Back in October last year we reported that the only surviving Nintendo PlayStation prototype would be going up for sale and it has now been confirmed that this auction is finally happening. Bidding will open on February 14th with the final auction occurring between March 5th and 7th.
“It’s the first time this prototype has ever been offered at public auction before,” Heritage Auctions consignment director Valarie McLeckie told Polygon. “Nintendo and Sony are arguably two of the biggest competitors in video games today. It’s just a little baffling to some to see Nintendo and Sony sharing the same console — and that it has the namesake of the PlayStation itself.”
Way back in the 1980’s Nintendo wished to harness the power of a new technology known as the ‘compact disc’ and brokered a deal with Sony which would see companies team up and merge their technical know-how to create new CD-ROM peripheral, the Super NES CD-ROM System, and a brand new console, named the PlayStation.
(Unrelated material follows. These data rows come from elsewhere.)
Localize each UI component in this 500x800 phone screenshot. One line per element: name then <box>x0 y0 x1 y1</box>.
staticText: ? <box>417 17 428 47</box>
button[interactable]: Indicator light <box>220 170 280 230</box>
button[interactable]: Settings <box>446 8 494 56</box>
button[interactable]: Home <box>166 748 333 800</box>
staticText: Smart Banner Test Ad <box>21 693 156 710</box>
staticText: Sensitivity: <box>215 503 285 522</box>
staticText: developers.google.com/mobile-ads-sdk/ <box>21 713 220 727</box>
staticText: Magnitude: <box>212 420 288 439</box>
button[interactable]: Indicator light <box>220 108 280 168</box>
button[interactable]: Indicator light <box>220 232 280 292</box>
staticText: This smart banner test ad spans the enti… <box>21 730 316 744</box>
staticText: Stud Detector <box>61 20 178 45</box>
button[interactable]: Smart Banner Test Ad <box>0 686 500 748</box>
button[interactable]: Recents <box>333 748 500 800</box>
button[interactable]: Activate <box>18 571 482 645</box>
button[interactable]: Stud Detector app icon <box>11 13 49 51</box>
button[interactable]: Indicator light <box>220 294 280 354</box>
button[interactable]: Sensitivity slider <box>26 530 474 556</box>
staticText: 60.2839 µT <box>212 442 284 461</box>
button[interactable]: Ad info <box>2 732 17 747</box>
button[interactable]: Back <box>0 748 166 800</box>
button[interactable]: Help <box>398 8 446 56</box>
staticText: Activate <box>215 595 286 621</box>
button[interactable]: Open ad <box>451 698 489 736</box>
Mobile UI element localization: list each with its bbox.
However, Nintendo forgot to the check the small print in the contract until the very last moment, but when the did they saw that the terms were very much in Sony’s favour so the deal was cancelled, but not before around 200 Nintendo PlayStation prototype consoles had been made. All of the prototypes have vanished apart from this one unit.
The current owner, Terry Diebold, picked up the console as part of a lot from a bankruptcy sale of goods from an American banking company called Advanta. It is suggested the console managed to find it’s way there as former Sony Interactive Entertainment CEO Ólafur Jóhann Ólafsson worked at the bank after he left Sony. The console is operational and plays cartridges and has a PlayStation branded version of the SNES controller.
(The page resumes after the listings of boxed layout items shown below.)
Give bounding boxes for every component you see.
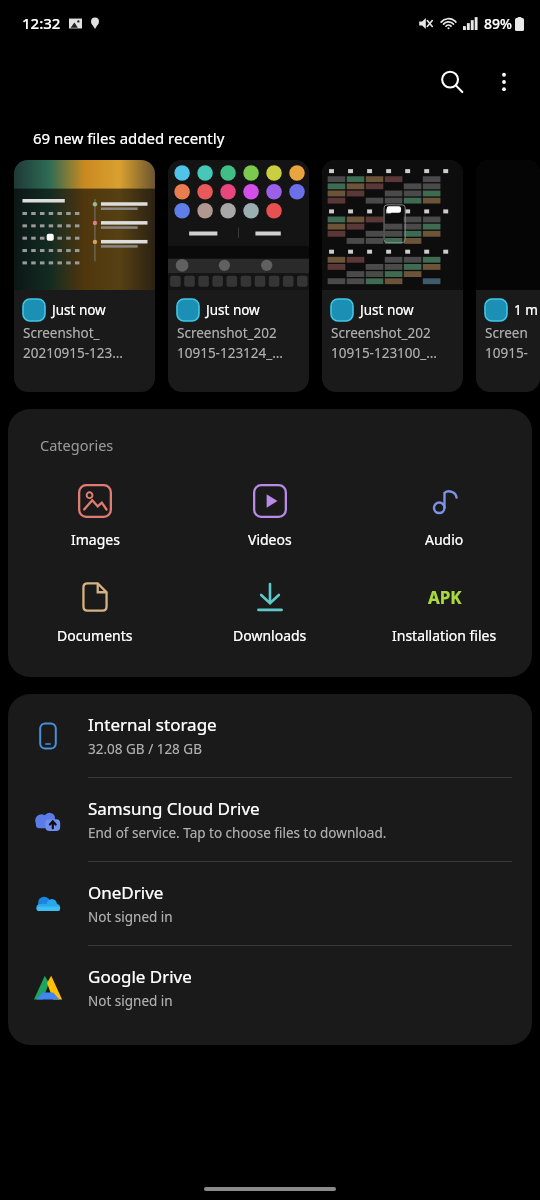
button[interactable]: Just now — [322, 160, 463, 392]
staticText: Just now — [360, 301, 414, 319]
staticText: Screenshot_202 10915-123100_… — [331, 324, 437, 362]
staticText: Screenshot_202 10915-123124_… — [177, 324, 283, 362]
staticText: Installation files — [392, 626, 497, 645]
staticText: Screen 10915- — [485, 324, 528, 362]
button[interactable]: Samsung Cloud Drive — [8, 778, 532, 861]
staticText: Documents — [57, 626, 133, 645]
staticText: OneDrive — [88, 881, 164, 904]
staticText: 89% — [484, 14, 512, 33]
staticText: Downloads — [233, 626, 307, 645]
staticText: Just now — [206, 301, 260, 319]
staticText: 12:32 — [22, 13, 61, 33]
staticText: Internal storage — [88, 713, 217, 736]
staticText: APK — [428, 586, 462, 609]
button[interactable]: Search — [428, 58, 476, 106]
button[interactable]: OneDrive — [8, 862, 532, 945]
staticText: Screenshot_ 20210915-123… — [23, 324, 123, 362]
button[interactable]: Documents — [8, 573, 182, 649]
button[interactable]: Just now — [14, 160, 155, 392]
button[interactable]: Internal storage — [8, 694, 532, 777]
button[interactable]: 1 m — [476, 160, 540, 392]
staticText: 1 m — [514, 301, 538, 319]
button[interactable]: Videos — [182, 477, 357, 553]
button[interactable]: Images — [8, 477, 182, 553]
button[interactable]: Audio — [357, 477, 532, 553]
staticText: End of service. Tap to choose files to d… — [88, 824, 387, 842]
button[interactable]: Google Drive — [8, 946, 532, 1029]
staticText: Audio — [425, 530, 464, 549]
button[interactable]: APK — [357, 573, 532, 649]
staticText: Categories — [40, 435, 114, 455]
staticText: Google Drive — [88, 965, 192, 988]
button[interactable]: More options — [480, 58, 528, 106]
staticText: Images — [71, 530, 120, 549]
staticText: Videos — [248, 530, 292, 549]
staticText: Just now — [52, 301, 106, 319]
staticText: 69 new files added recently — [33, 128, 225, 148]
staticText: Samsung Cloud Drive — [88, 797, 260, 820]
button[interactable]: Downloads — [182, 573, 357, 649]
button[interactable]: Just now — [168, 160, 309, 392]
staticText: Not signed in — [88, 908, 173, 926]
staticText: Not signed in — [88, 992, 173, 1010]
staticText: 32.08 GB / 128 GB — [88, 740, 202, 758]
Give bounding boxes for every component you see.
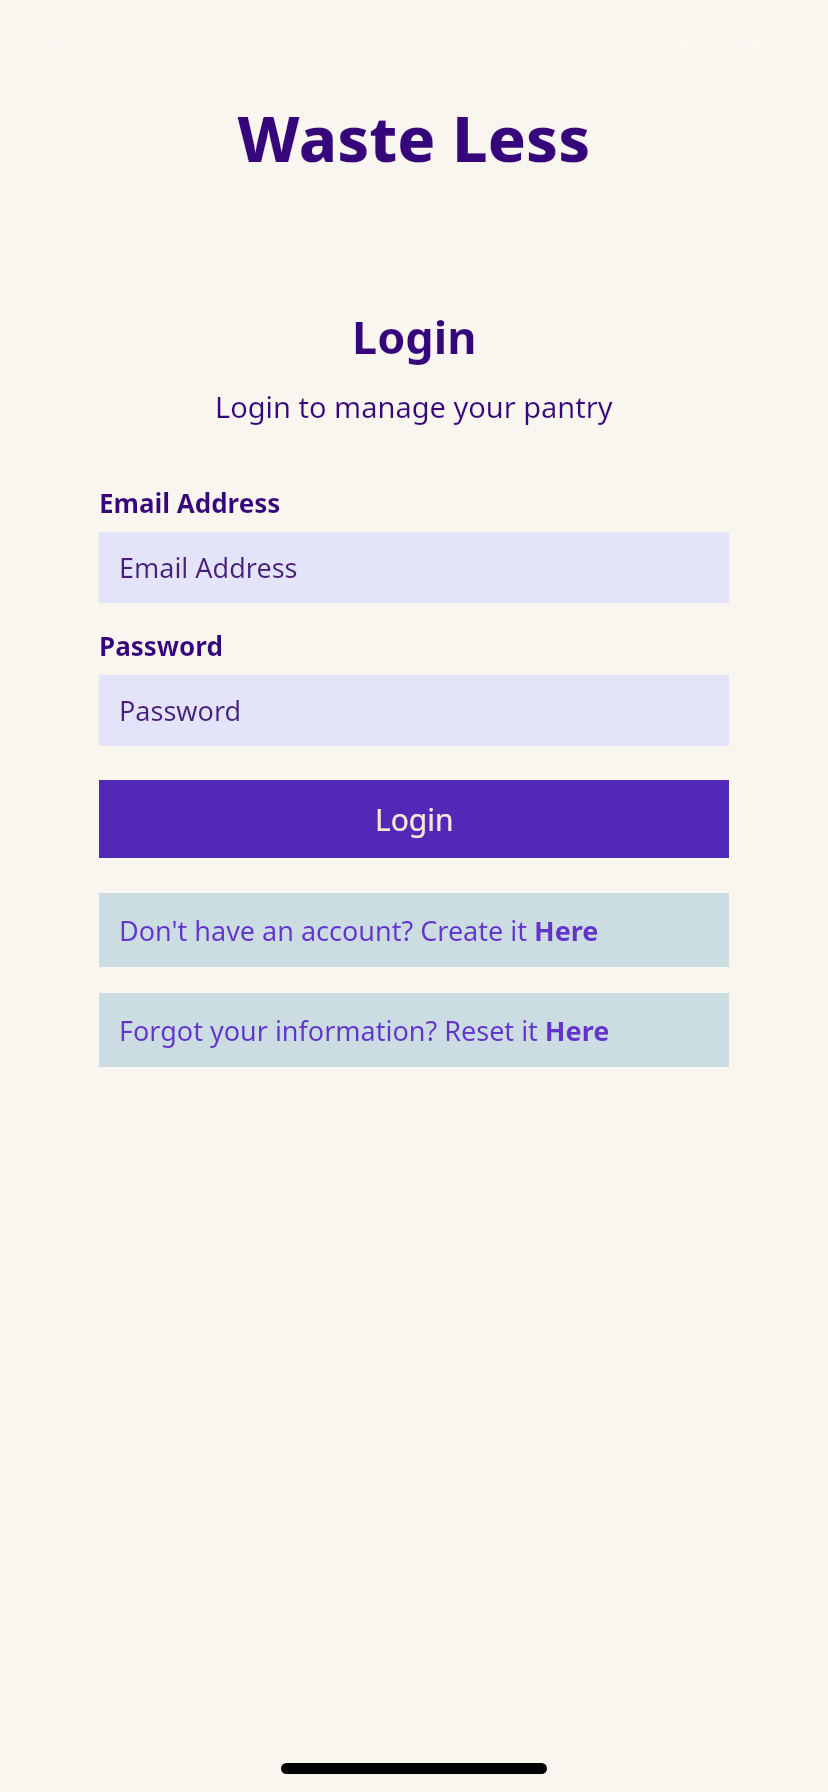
button[interactable]: Email Address	[99, 532, 729, 603]
button[interactable]: Forgot your information? Reset it Here	[99, 993, 729, 1067]
staticText: Don't have an account? Create it Here	[119, 912, 599, 949]
staticText: Login to manage your pantry	[215, 387, 613, 426]
staticText: Email Address	[119, 549, 298, 586]
staticText: Login	[352, 306, 477, 367]
staticText: Login	[375, 799, 454, 840]
staticText: Forgot your information? Reset it Here	[119, 1012, 610, 1049]
button[interactable]: Password	[99, 675, 729, 746]
staticText: Waste Less	[237, 95, 591, 181]
button[interactable]: Login	[99, 780, 729, 858]
other: Home indicator	[281, 1763, 547, 1774]
staticText: Password	[119, 692, 242, 729]
staticText: Password	[99, 628, 223, 663]
staticText: Email Address	[99, 485, 281, 520]
button[interactable]: Don't have an account? Create it Here	[99, 893, 729, 967]
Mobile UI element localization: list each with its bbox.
After the two companies went their separate ways Sony reforged their work in to create their own console, also called the PlayStation, and the rest is history. It’s weird to think that the console that many of you now have stashed under your television owes it’s existence to a failed business deal, and that Nintendo inadvertently created one of their biggest competitors.
As for the price, “We don’t have any sample as to what this could possible sell for,” McLeckie said. “The market’s going to have to dictate the value on this one.”
However, we do know Diebold has already turned down an offer of 1.2 million dollars for the device.